A liberdade, no entanto, não se reduz, observa s. Agostinho, ao livre arbítrio, que nos permite escolher entre o bem e o mal. Em sua experiência mística da visão de Óstia, ele lê a liberdade na profundidade humana do seu encontro com a verdade e a define como crescimento no bem. Movido pela liberdade, ele se entrega à descoberta da verdade de sua vida, insondável e inesgotável, no seu desvelar-se na prática do bem. É a presença nele da totalidade do sentido de sua vida, tão buscada e almejada, que ele entrevê, em realização plena, no seu encontro com o Bem supremo. Mais do que encontrá-lo é, pelo amor, possuí-lo. Agostinho faz eco às palavras do Senhor, ao exclamar com ardor: “Amai-me e me possuireis. Vós não podereis amar-me sem me possuir”(Com.Sl 149, 2-6). É a correspondência entre o Bem e a Verdade da vida, por força da qual ele não cessa de saborear, em cada instante, a serenidade interior, apátheia, liberdade da alma, no amor à verdade pela prática do bem. O amor é a força a impeli-lo na identificação, sempre maior, à fonte de todo bem. Ultrapassa-se propriamente a experiência da visão de Deus (theoría), ligada ao conhecimento, e se permanece no amor. A busca do sentido da vida não é dissociada do amor, o que leva Max Scheller a compreender que é “deixando-se atrair pelo amor a Deus”, o Bem supremo, que se é conduzido à autêntica liberdade. No vislumbre da Verdade, o homem não cessa de crescer em se superando constantemente e, à medida que se une à Verdade, seu amor se torna mais ardente e insaciável. Sábias são as palavras de s. Agostinho: “Devemos buscar o conhecimento da Verdade, manifesta e evidente, com a mesma veemência que progredimos no amor” (De agone christ., 33). Nosso coração inquieto encontra finalmente paz e tranqüilidade de alma, participando da imortalidade em estreita união com o Deus imortal.

Caros amigos e amigas, julgo ter esboçado ao longo destas breves considerações, o anseio de um peregrino de coração inquieto em busca da verdade de sua vida, cuja essência é a liberdade, experimentada e vivida como crescimento constante na prática do bem. A força a nos impulsionar, a nos avigorar neste itinerário é o amor. Ele nos conduz e nos atrai à Verdade, permitindo que, graças à liberdade, o bem desponte, floresça e nossos corações encontrem repouso. Por isso, na grandeza das palavras de S. Agostinho, citadas por Heidegger, reconhecemos que “só chegamos à verdade pelo amor” (Contra Faust., 32,18).
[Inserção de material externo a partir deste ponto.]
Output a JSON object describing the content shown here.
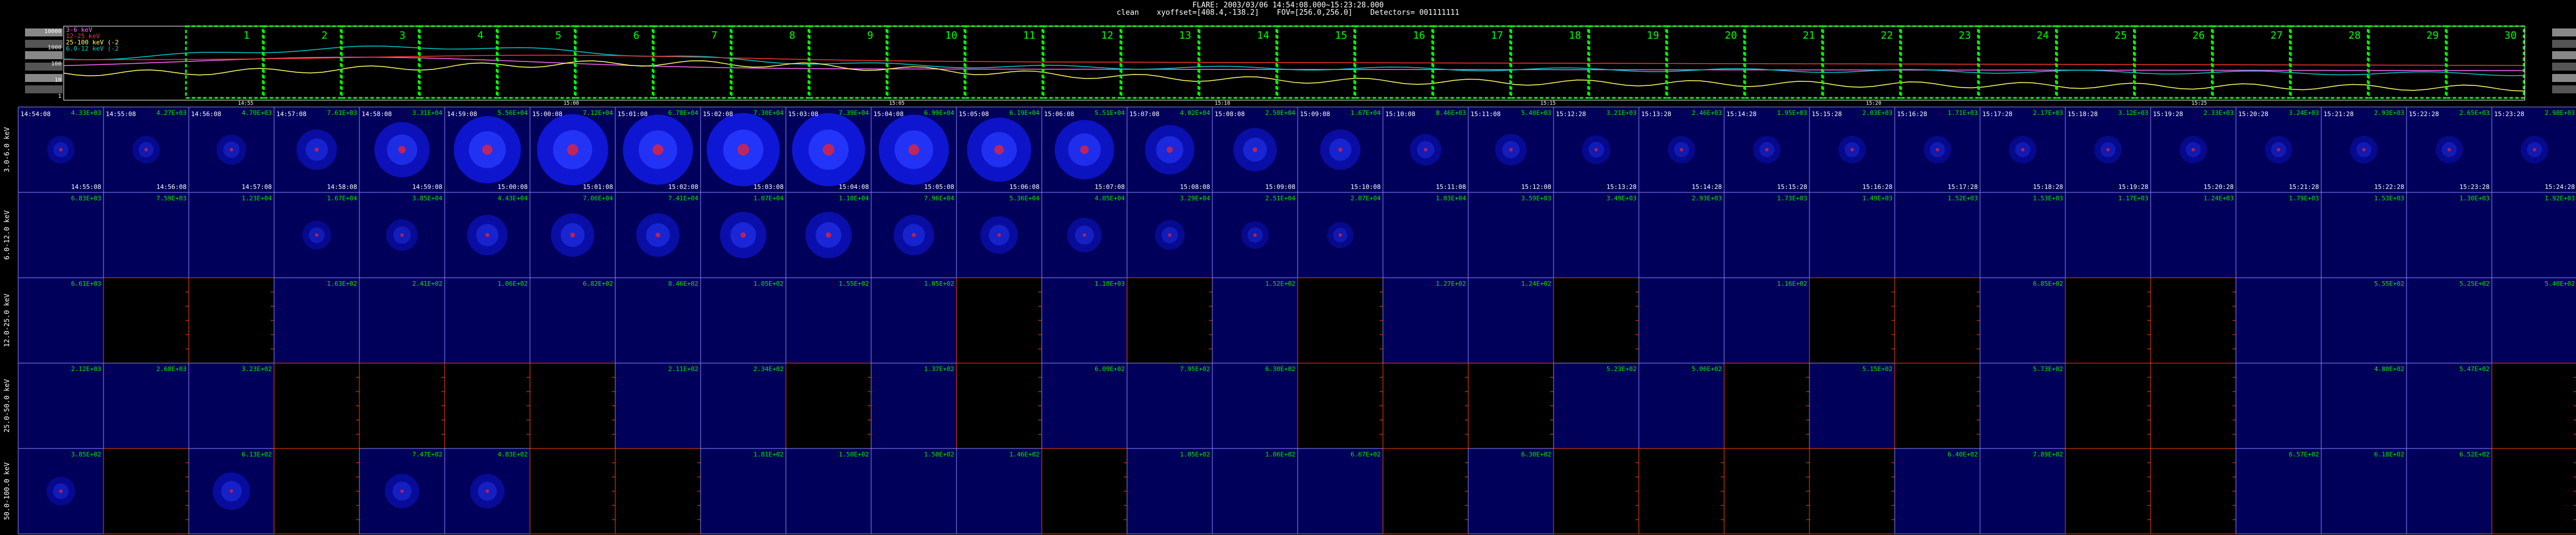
{
  "header": {
    "line1": "FLARE: 2003/03/06 14:54:08.000~15:23:28.000",
    "line2": "clean    xyoffset=[408.4,-138.2]    FOV=[256.0,256.0]    Detectors= 001111111"
  },
  "lightcurve": {
    "y_ticks": [
      "10000",
      "1000",
      "100",
      "10",
      "1"
    ],
    "legend": [
      {
        "text": "3-6 keV",
        "color": "#ff66ff"
      },
      {
        "text": "12-25 keV",
        "color": "#ff3333"
      },
      {
        "text": "25-100 keV (-2",
        "color": "#ffff66"
      },
      {
        "text": "6.0-12 keV (-2",
        "color": "#00cccc"
      }
    ],
    "x_ticks": [
      "14:55",
      "15:00",
      "15:05",
      "15:10",
      "15:15",
      "15:20",
      "15:25"
    ],
    "interval_labels": [
      "1",
      "2",
      "3",
      "4",
      "5",
      "6",
      "7",
      "8",
      "9",
      "10",
      "11",
      "12",
      "13",
      "14",
      "15",
      "16",
      "17",
      "18",
      "19",
      "20",
      "21",
      "22",
      "23",
      "24",
      "25",
      "26",
      "27",
      "28",
      "29",
      "30"
    ],
    "colors": {
      "bands_box": "#00ff00",
      "band_3_6": "#ff66ff",
      "band_12_25": "#ff3333",
      "band_25_100": "#ffff66",
      "band_6_12": "#00cccc"
    }
  },
  "rows": [
    {
      "label": "3.0-6.0 keV",
      "peaks": [
        "4.33E+03",
        "4.27E+03",
        "4.70E+03",
        "7.61E+03",
        "3.31E+04",
        "5.56E+04",
        "7.12E+04",
        "6.78E+04",
        "7.30E+04",
        "7.39E+04",
        "6.99E+04",
        "6.19E+04",
        "5.51E+04",
        "4.02E+04",
        "2.50E+04",
        "1.67E+04",
        "8.46E+03",
        "5.40E+03",
        "3.21E+03",
        "2.46E+03",
        "1.95E+03",
        "2.03E+03",
        "1.71E+03",
        "2.17E+03",
        "3.12E+03",
        "2.33E+03",
        "3.24E+03",
        "2.93E+03",
        "2.65E+03",
        "2.98E+03"
      ],
      "starts": [
        "14:54:08",
        "14:55:08",
        "14:56:08",
        "14:57:08",
        "14:58:08",
        "14:59:08",
        "15:00:08",
        "15:01:08",
        "15:02:08",
        "15:03:08",
        "15:04:08",
        "15:05:08",
        "15:06:08",
        "15:07:08",
        "15:08:08",
        "15:09:08",
        "15:10:08",
        "15:11:08",
        "15:12:28",
        "15:13:28",
        "15:14:28",
        "15:15:28",
        "15:16:28",
        "15:17:28",
        "15:18:28",
        "15:19:28",
        "15:20:28",
        "15:21:28",
        "15:22:28",
        "15:23:28"
      ],
      "ends": [
        "14:55:08",
        "14:56:08",
        "14:57:08",
        "14:58:08",
        "14:59:08",
        "15:00:08",
        "15:01:08",
        "15:02:08",
        "15:03:08",
        "15:04:08",
        "15:05:08",
        "15:06:08",
        "15:07:08",
        "15:08:08",
        "15:09:08",
        "15:10:08",
        "15:11:08",
        "15:12:08",
        "15:13:28",
        "15:14:28",
        "15:15:28",
        "15:16:28",
        "15:17:28",
        "15:18:28",
        "15:19:28",
        "15:20:28",
        "15:21:28",
        "15:22:28",
        "15:23:28",
        "15:24:28"
      ],
      "img": [
        0.08,
        0.08,
        0.12,
        0.3,
        0.55,
        0.75,
        0.82,
        0.8,
        0.85,
        0.85,
        0.8,
        0.7,
        0.62,
        0.45,
        0.35,
        0.3,
        0.15,
        0.15,
        0.1,
        0.08,
        0.08,
        0.08,
        0.08,
        0.08,
        0.08,
        0.08,
        0.08,
        0.08,
        0.08,
        0.08
      ],
      "filled": [
        1,
        1,
        1,
        1,
        1,
        1,
        1,
        1,
        1,
        1,
        1,
        1,
        1,
        1,
        1,
        1,
        1,
        1,
        1,
        1,
        1,
        1,
        1,
        1,
        1,
        1,
        1,
        1,
        1,
        1
      ]
    },
    {
      "label": "6.0-12.0 keV",
      "peaks": [
        "6.83E+03",
        "7.59E+03",
        "1.23E+04",
        "1.67E+04",
        "3.85E+04",
        "4.43E+04",
        "7.06E+04",
        "7.41E+04",
        "1.07E+04",
        "1.10E+04",
        "7.96E+04",
        "5.36E+04",
        "4.05E+04",
        "3.29E+04",
        "2.51E+04",
        "2.07E+04",
        "1.03E+04",
        "3.59E+03",
        "3.49E+03",
        "2.93E+03",
        "1.73E+03",
        "1.49E+03",
        "1.52E+03",
        "1.53E+03",
        "1.17E+03",
        "1.24E+03",
        "1.79E+03",
        "1.53E+03",
        "1.30E+03",
        "1.92E+03"
      ],
      "img": [
        0.05,
        0.05,
        0.05,
        0.1,
        0.15,
        0.3,
        0.35,
        0.35,
        0.4,
        0.4,
        0.3,
        0.25,
        0.2,
        0.12,
        0.08,
        0.06,
        0.05,
        0.05,
        0.05,
        0.05,
        0.05,
        0.05,
        0.05,
        0.05,
        0.05,
        0.05,
        0.05,
        0.05,
        0.05,
        0.05
      ],
      "filled": [
        1,
        1,
        1,
        1,
        1,
        1,
        1,
        1,
        1,
        1,
        1,
        1,
        1,
        1,
        1,
        1,
        1,
        1,
        1,
        1,
        1,
        1,
        1,
        1,
        1,
        1,
        1,
        1,
        1,
        1
      ]
    },
    {
      "label": "12.0-25.0 keV",
      "peaks": [
        "6.61E+03",
        "",
        "",
        "1.63E+02",
        "2.41E+02",
        "1.06E+02",
        "6.82E+02",
        "8.46E+02",
        "1.05E+02",
        "1.55E+02",
        "1.05E+02",
        "",
        "1.10E+03",
        "",
        "1.52E+02",
        "",
        "1.27E+02",
        "1.24E+02",
        "",
        "",
        "1.16E+02",
        "",
        "",
        "6.85E+02",
        "",
        "",
        "",
        "5.55E+02",
        "5.25E+02",
        "5.40E+02"
      ],
      "img": [
        0.04,
        0,
        0,
        0.04,
        0.04,
        0.04,
        0.04,
        0.04,
        0.04,
        0.04,
        0.04,
        0,
        0.04,
        0,
        0.04,
        0,
        0.04,
        0.04,
        0,
        0.04,
        0.04,
        0,
        0,
        0.04,
        0,
        0,
        0.04,
        0.04,
        0.04,
        0.04
      ],
      "filled": [
        1,
        0,
        0,
        1,
        1,
        1,
        1,
        1,
        1,
        1,
        1,
        0,
        1,
        0,
        1,
        0,
        1,
        1,
        0,
        1,
        1,
        0,
        0,
        1,
        0,
        0,
        1,
        1,
        1,
        1
      ]
    },
    {
      "label": "25.0-50.0 keV",
      "peaks": [
        "2.12E+03",
        "2.68E+03",
        "3.23E+02",
        "",
        "",
        "",
        "",
        "2.11E+02",
        "2.34E+02",
        "",
        "1.37E+02",
        "",
        "6.09E+02",
        "7.95E+02",
        "6.30E+02",
        "",
        "",
        "",
        "5.23E+02",
        "5.06E+02",
        "",
        "5.15E+02",
        "",
        "5.73E+02",
        "",
        "",
        "",
        "4.80E+02",
        "5.47E+02",
        ""
      ],
      "img": [
        0.04,
        0.04,
        0.04,
        0,
        0,
        0,
        0,
        0.04,
        0.04,
        0,
        0.04,
        0,
        0.04,
        0.04,
        0.04,
        0,
        0,
        0,
        0.04,
        0.04,
        0,
        0.04,
        0,
        0.04,
        0,
        0,
        0.04,
        0.04,
        0.04,
        0
      ],
      "filled": [
        1,
        1,
        1,
        0,
        0,
        0,
        0,
        1,
        1,
        0,
        1,
        0,
        1,
        1,
        1,
        0,
        0,
        0,
        1,
        1,
        0,
        1,
        0,
        1,
        0,
        0,
        1,
        1,
        1,
        0
      ]
    },
    {
      "label": "50.0-100.0 keV",
      "peaks": [
        "3.85E+02",
        "",
        "6.13E+02",
        "",
        "7.47E+02",
        "4.83E+02",
        "",
        "",
        "1.81E+02",
        "1.50E+02",
        "1.50E+02",
        "1.46E+02",
        "",
        "1.05E+02",
        "1.06E+02",
        "6.67E+02",
        "",
        "6.30E+02",
        "",
        "",
        "",
        "",
        "6.40E+02",
        "7.89E+02",
        "",
        "",
        "6.57E+02",
        "6.18E+02",
        "6.52E+02",
        ""
      ],
      "img": [
        0.1,
        0,
        0.25,
        0,
        0.2,
        0.2,
        0,
        0,
        0.04,
        0.04,
        0.04,
        0.04,
        0,
        0.04,
        0.04,
        0.04,
        0,
        0.04,
        0,
        0,
        0,
        0,
        0.04,
        0.04,
        0,
        0,
        0.04,
        0.04,
        0.04,
        0
      ],
      "filled": [
        1,
        0,
        1,
        0,
        1,
        1,
        0,
        0,
        1,
        1,
        1,
        1,
        0,
        1,
        1,
        1,
        0,
        1,
        0,
        0,
        0,
        0,
        1,
        1,
        0,
        0,
        1,
        1,
        1,
        0
      ]
    }
  ],
  "colors": {
    "frame_blue": "#ffffff",
    "frame_red": "#ff4400",
    "peak_text": "#00ee00",
    "image_bg": "#00005a",
    "source_core": "#ff2020",
    "source_ring": "#2020ff"
  }
}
Ainda, antes de terminar, uma singela oração aos que aqui não estão. Falar em amor é lembrar em mim a doação generosa de minha mãe e a de meu pai. Minha professada fé, todos estes anos, faz ter a certeza de que eles vivem a felicidade na verdade de Deus. Aqui não posso abraçá-los. Eis nossa vida na terra. As pessoas vão, mas permanecem em nosso coração. Termino assim minhas palavras, externando o desejo de cumprir, com dignidade e respeito, a missão que recebo no dia de hoje. Caso consiga, estou certo de que é devido ao apoio de meus confrades, aos quais agradeço a acolhida generosa e amiga. Estaremos juntos na busca da verdade, cuja essência é a liberdade, movidos pelo amor fraterno. Muito obrigado!